In recognition of the infant formula crisis facing the United States supply chain, the Food and Drug Administration (“FDA”) issued guidance on May 16, 2022 providing for enforcement discretion with respect to certain requirements for infant formulas that may not comply with certain statutory and regulatory requirements. The guidance remains in effect until November 14, 2022. Under this guidance, three categories of manufacturers may submit information to FDA:
- Infant formula manufacturers who manufacture infant formula for export in domestic facilities;
- Infant formula manufacturers who presently do not export infant formula manufactured in foreign facilities to the United States; and
- Infant formula manufacturers who may be able to provide infant formula to help address shortages by changing production site(s), changing production practice(s), or making other changes to an existing infant formula.
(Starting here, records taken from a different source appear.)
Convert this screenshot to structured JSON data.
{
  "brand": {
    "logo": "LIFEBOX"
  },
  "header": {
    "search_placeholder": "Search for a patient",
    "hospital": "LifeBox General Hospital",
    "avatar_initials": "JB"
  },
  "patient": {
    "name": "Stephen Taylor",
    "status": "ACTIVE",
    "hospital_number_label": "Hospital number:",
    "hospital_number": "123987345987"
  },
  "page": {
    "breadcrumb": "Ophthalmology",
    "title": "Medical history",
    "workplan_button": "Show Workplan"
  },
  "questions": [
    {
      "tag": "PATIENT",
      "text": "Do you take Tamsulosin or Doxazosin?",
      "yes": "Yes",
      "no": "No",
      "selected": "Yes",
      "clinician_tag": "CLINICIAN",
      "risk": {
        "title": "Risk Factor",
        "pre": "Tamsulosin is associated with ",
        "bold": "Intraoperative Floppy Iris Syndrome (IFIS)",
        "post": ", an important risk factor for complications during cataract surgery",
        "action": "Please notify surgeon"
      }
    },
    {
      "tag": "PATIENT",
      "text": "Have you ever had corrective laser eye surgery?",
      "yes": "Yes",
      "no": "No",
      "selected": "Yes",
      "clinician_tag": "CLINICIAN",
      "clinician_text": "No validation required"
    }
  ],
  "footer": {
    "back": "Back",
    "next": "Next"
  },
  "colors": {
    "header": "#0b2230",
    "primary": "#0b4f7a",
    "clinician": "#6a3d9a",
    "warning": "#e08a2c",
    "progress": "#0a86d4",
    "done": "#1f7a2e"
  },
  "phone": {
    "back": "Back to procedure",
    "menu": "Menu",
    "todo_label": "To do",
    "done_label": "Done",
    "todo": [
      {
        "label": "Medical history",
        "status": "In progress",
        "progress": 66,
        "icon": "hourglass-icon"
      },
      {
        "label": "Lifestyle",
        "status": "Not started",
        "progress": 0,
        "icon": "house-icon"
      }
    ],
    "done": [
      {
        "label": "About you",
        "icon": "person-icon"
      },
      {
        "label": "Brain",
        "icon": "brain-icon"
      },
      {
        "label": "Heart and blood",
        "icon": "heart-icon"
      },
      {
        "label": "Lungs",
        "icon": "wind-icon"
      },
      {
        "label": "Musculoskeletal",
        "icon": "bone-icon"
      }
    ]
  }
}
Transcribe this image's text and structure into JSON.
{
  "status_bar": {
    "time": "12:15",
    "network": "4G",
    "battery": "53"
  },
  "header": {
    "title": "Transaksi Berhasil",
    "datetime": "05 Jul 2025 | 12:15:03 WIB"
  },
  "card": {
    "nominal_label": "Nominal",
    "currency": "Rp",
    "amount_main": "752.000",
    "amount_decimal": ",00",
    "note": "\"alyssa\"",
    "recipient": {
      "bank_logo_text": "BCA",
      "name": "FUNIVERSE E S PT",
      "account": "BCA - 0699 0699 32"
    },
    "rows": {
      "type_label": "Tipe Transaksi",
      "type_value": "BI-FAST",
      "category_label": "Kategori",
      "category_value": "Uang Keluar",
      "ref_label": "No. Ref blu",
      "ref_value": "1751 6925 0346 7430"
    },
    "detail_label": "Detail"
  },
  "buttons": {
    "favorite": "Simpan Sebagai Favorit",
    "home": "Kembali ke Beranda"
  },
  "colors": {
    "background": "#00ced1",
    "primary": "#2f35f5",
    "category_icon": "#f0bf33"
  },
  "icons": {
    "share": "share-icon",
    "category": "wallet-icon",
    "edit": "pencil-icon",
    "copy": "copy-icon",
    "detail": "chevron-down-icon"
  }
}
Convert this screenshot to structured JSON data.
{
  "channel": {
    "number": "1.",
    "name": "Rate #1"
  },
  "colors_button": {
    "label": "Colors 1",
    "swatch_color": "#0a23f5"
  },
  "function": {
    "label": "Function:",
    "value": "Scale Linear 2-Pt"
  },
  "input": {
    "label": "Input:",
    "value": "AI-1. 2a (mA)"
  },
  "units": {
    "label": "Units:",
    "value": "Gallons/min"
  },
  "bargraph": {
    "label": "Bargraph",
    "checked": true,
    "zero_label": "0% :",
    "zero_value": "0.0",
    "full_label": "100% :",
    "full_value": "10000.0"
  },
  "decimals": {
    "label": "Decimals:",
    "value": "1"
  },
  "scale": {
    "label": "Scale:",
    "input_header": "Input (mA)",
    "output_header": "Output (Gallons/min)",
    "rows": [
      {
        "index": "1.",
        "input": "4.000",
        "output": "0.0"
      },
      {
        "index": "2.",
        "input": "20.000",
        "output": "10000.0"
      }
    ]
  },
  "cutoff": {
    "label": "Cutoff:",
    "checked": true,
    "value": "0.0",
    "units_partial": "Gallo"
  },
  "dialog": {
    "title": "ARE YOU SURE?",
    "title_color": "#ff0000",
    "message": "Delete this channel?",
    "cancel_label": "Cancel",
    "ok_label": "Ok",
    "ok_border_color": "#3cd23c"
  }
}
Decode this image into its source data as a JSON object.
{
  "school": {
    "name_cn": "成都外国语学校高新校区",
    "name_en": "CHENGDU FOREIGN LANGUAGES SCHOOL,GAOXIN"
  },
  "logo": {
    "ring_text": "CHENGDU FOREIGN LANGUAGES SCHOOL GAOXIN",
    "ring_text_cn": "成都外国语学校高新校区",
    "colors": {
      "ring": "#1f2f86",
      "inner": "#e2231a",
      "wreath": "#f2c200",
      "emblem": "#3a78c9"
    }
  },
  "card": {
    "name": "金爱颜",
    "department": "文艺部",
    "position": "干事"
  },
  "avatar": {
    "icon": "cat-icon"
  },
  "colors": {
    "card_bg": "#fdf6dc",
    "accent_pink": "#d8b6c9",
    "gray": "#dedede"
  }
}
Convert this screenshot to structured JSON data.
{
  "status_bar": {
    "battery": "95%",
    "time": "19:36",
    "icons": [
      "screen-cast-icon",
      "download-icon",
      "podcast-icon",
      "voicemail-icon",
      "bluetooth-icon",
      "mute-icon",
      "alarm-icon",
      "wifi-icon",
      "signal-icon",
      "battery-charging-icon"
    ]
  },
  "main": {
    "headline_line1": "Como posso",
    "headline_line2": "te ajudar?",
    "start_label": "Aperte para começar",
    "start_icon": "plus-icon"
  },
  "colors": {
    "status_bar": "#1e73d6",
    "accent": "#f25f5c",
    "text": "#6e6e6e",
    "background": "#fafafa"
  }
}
Submissions should contain all the required information in Section III. D of the guidance and be submitted to [email protected]. FDA requests information including product specifications and labeling, current markets, inventory, manufacturing facilities, distribution plans to the retail level, full quantitative formulations, test results, and certifications for the manufacturing facility, as applicable. Upon receipt of the request, FDA will then consider “whether to exercise enforcement discretion and the extent of that enforcement discretion.”
Generally, FDA requires persons responsible for infant formula manufacture or distribution to register with FDA and provide submissions for any new formulations or changes to existing formulations. There is a built-in timing delay, as manufactures may not market the new infant formula until 90 days after the filing date provided by FDA upon receipt of the submission. The submission package requires details including a description of the formula, quantitative formulation, compliance assurances, and quality assurance data, among other requirements. Regulated as a food, infant formula has its own statutory and regulatory requirements located in 21 CFR Parts 106 and 107 that manufacturers need to follow. This includes minimum amounts for thirty nutrients and maximum amounts for ten of them. See 21 CFR § 107.100. FDA has explained in guidance that infant formula not meeting these designated levels are considered adulterated. The guidance provides an important pathway for manufacturers who may presently meet FDA requirements to assist in alleviating the domestic shortage of infant formula.